Throughout my travels, I repeatedly ran across one name, William Paul Quinn, one of the first seven itinerant preachers appointed by the AME Church. Quinn later rose to prominence as its fourth bishop. When I first arrived at Rocky Fork in Illinois, he was listed as the organizer of the small congregation. When I traveled to Lick Creek in Indiana, his name was on the deed for the church. When I came back to Maryland, I found Quinn Chapel less than an hour from my home; Quinn had been active in Frederick, Maryland. Now Tilley was taking me to Pennsylvania to visit Old Bethel AME, which Quinn had helped organize in 1821.
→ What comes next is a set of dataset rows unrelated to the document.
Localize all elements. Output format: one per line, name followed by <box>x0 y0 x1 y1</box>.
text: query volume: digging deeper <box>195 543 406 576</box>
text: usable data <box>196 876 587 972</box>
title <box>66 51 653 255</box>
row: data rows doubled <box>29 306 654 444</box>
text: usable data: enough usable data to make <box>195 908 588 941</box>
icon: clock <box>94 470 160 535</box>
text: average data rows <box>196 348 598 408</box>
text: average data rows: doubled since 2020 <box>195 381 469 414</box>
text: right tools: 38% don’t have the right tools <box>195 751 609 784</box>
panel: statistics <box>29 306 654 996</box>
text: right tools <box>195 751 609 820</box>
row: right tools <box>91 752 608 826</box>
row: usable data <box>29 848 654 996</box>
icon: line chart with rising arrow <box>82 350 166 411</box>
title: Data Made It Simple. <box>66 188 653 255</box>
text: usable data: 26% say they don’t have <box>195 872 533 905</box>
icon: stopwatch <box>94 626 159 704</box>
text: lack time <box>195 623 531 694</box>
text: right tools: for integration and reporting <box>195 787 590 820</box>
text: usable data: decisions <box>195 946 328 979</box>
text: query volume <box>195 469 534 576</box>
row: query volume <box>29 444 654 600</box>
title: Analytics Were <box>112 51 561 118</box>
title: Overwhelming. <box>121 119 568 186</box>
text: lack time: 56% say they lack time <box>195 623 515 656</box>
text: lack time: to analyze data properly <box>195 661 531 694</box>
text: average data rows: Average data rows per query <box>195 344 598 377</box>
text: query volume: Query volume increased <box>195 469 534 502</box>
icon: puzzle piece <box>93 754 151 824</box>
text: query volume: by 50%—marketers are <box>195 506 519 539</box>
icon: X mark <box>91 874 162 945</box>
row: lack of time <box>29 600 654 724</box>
Each one of these churches has a local Underground Railroad story behind it. In the countryside sanctuaries, tucked away on remote land, beyond the ready reach of the outside world, Quinn and other itinerant preachers were sanctioned to move from place to place spreading the word of God and the gospel of liberation.
When archaeologist Paul Shackel first suggested I travel to Illinois to determine whether a small town started by Frank McWorter, a free Black man in New Philadelphia, Illinois, was a viable archaeological site, I could not have anticipated the rich reward that the journey would yield. Over the span of years, my journey has taken me from the African Meeting House in Nantucket, Massachusetts, to the grave of Moses Dickson in St. Louis, Missouri, to an early AME church and settlement in San Francisco, California, looking for historic Black communities, their organizations, and their churches.